Pharmaceutical companies have indicated their intention to renegotiate the prices of the vaccines upward during the post-pandemic era. If the worst days of the health emergency are believed to be behind us, Covid-19 booster shots would look somewhat like the yearly flu vaccine—an important, routine vaccination, but not one that will make the difference between life as we once knew it and pandemic life.

There’s more. While some trials are starting to try and mix different vaccines—for instance, providing a second dose of Moderna after a first Pfizer shot—at the moment there is not enough data on the efficacy of such an approach. This means countries willing to keep up their populations’ immunity—arguably, all countries—are somewhat stuck with the makers of the vaccines they already administered, which gives a negotiating advantage to pharmaceutical companies.

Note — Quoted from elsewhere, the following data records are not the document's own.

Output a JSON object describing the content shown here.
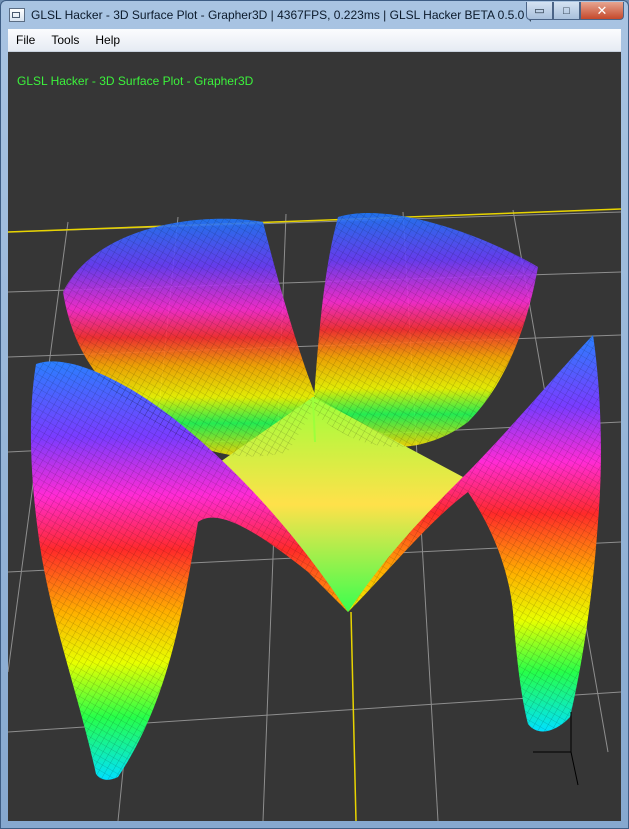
{
  "window": {
    "title": "GLSL Hacker - 3D Surface Plot - Grapher3D | 4367FPS, 0.223ms | GLSL Hacker BETA 0.5.0 (...",
    "controls": {
      "minimize": "▭",
      "maximize": "□",
      "close": "✕"
    }
  },
  "menu": {
    "items": [
      {
        "label": "File"
      },
      {
        "label": "Tools"
      },
      {
        "label": "Help"
      }
    ]
  },
  "viewport": {
    "overlay_title": "GLSL Hacker - 3D Surface Plot - Grapher3D",
    "overlay_color": "#3cf23c",
    "background": "#363636"
  },
  "icons": [
    "app-icon",
    "minimize-icon",
    "maximize-icon",
    "close-icon",
    "axis-gizmo-icon"
  ]
}
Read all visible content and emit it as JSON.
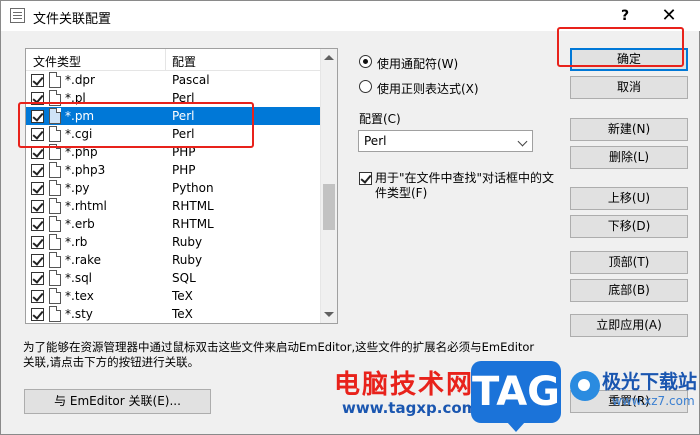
{
  "window": {
    "title": "文件关联配置",
    "help": "?",
    "close": "✕"
  },
  "list": {
    "headers": [
      "文件类型",
      "配置"
    ],
    "rows": [
      {
        "ext": "*.dpr",
        "config": "Pascal",
        "checked": true,
        "selected": false
      },
      {
        "ext": "*.pl",
        "config": "Perl",
        "checked": true,
        "selected": false
      },
      {
        "ext": "*.pm",
        "config": "Perl",
        "checked": true,
        "selected": true
      },
      {
        "ext": "*.cgi",
        "config": "Perl",
        "checked": true,
        "selected": false
      },
      {
        "ext": "*.php",
        "config": "PHP",
        "checked": true,
        "selected": false
      },
      {
        "ext": "*.php3",
        "config": "PHP",
        "checked": true,
        "selected": false
      },
      {
        "ext": "*.py",
        "config": "Python",
        "checked": true,
        "selected": false
      },
      {
        "ext": "*.rhtml",
        "config": "RHTML",
        "checked": true,
        "selected": false
      },
      {
        "ext": "*.erb",
        "config": "RHTML",
        "checked": true,
        "selected": false
      },
      {
        "ext": "*.rb",
        "config": "Ruby",
        "checked": true,
        "selected": false
      },
      {
        "ext": "*.rake",
        "config": "Ruby",
        "checked": true,
        "selected": false
      },
      {
        "ext": "*.sql",
        "config": "SQL",
        "checked": true,
        "selected": false
      },
      {
        "ext": "*.tex",
        "config": "TeX",
        "checked": true,
        "selected": false
      },
      {
        "ext": "*.sty",
        "config": "TeX",
        "checked": true,
        "selected": false
      }
    ]
  },
  "options": {
    "radio_wildcard": "使用通配符(W)",
    "radio_regex": "使用正则表达式(X)",
    "config_label": "配置(C)",
    "config_value": "Perl",
    "find_in_files_check": "用于\"在文件中查找\"对话框中的文件类型(F)"
  },
  "buttons": {
    "ok": "确定",
    "cancel": "取消",
    "new": "新建(N)",
    "delete": "删除(L)",
    "move_up": "上移(U)",
    "move_down": "下移(D)",
    "top": "顶部(T)",
    "bottom": "底部(B)",
    "apply_now": "立即应用(A)",
    "reset": "重置(R)",
    "associate": "与 EmEditor 关联(E)..."
  },
  "description": "为了能够在资源管理器中通过鼠标双击这些文件来启动EmEditor,这些文件的扩展名必须与EmEditor关联,请点击下方的按钮进行关联。",
  "watermark": {
    "site_cn": "电脑技术网",
    "site_url": "www.tagxp.com",
    "tag": "TAG",
    "brand": "极光下载站",
    "brand_url": "www.xz7.com"
  },
  "colors": {
    "selection": "#0078d7",
    "highlight": "#e8221b"
  }
}
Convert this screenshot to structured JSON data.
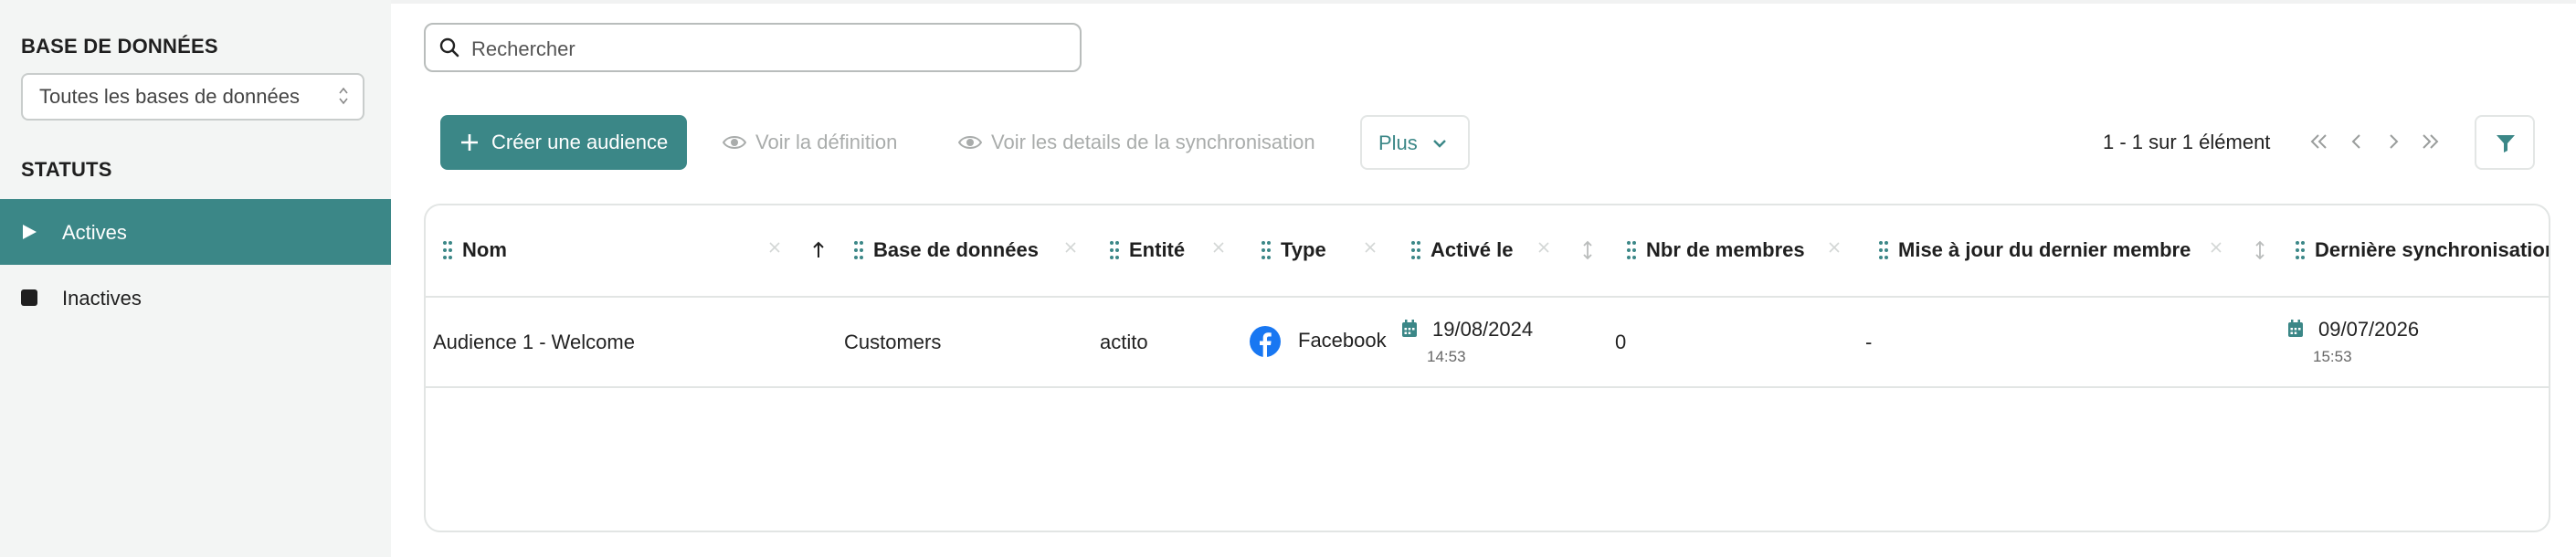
{
  "sidebar": {
    "database_heading": "BASE DE DONNÉES",
    "database_select": "Toutes les bases de données",
    "status_heading": "STATUTS",
    "items": [
      {
        "label": "Actives",
        "icon": "play-icon",
        "active": true
      },
      {
        "label": "Inactives",
        "icon": "stop-icon",
        "active": false
      }
    ]
  },
  "search": {
    "placeholder": "Rechercher",
    "value": ""
  },
  "toolbar": {
    "create_label": "Créer une audience",
    "view_definition_label": "Voir la définition",
    "view_sync_label": "Voir les details de la synchronisation",
    "more_label": "Plus"
  },
  "pagination": {
    "summary": "1 - 1 sur 1 élément"
  },
  "colors": {
    "accent": "#3b8787",
    "disabled": "#a9acab",
    "facebook": "#1877f2"
  },
  "table": {
    "columns": [
      "Nom",
      "Base de données",
      "Entité",
      "Type",
      "Activé le",
      "Nbr de membres",
      "Mise à jour du dernier membre",
      "Dernière synchronisation"
    ],
    "rows": [
      {
        "name": "Audience 1 - Welcome",
        "database": "Customers",
        "entity": "actito",
        "type": "Facebook",
        "activated_date": "19/08/2024",
        "activated_time": "14:53",
        "members": "0",
        "last_member_update": "-",
        "last_sync_date": "09/07/2026",
        "last_sync_time": "15:53"
      }
    ]
  }
}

Still, pharma makers might want to wait a bit longer and milk the goodwill they are enjoying after developing the vaccine before they raise the price.

Who is going to pay for the booster shot?

The question of who pays for the booster shot is easier to answer. So far, governments around the world have paid for the vaccine—both for their own populations and for poorer countries through partnerships such as Covax, as well as bilateral agreements.

Governments in rich countries will continue to pay for the vaccine for as long as it is recommended, as it happens with all vaccines, and certainly to expand the existing coverage through the booster shot. The exception to this rule is usually the US, where routine vaccinations—including childhood immunization—can carry some out-of-pocket costs.

So far, vaccines in the US have been offered free of out-of-pocket costs, including for those who don’t have insurance. The government covered those expenses through the provider relief fund set up by the 2020 CARES act. While it can’t be said for sure it will also cover the booster shot, it very likely will do so—the advantage to keeping immunity high and the country going far overweights the cost of the vaccine.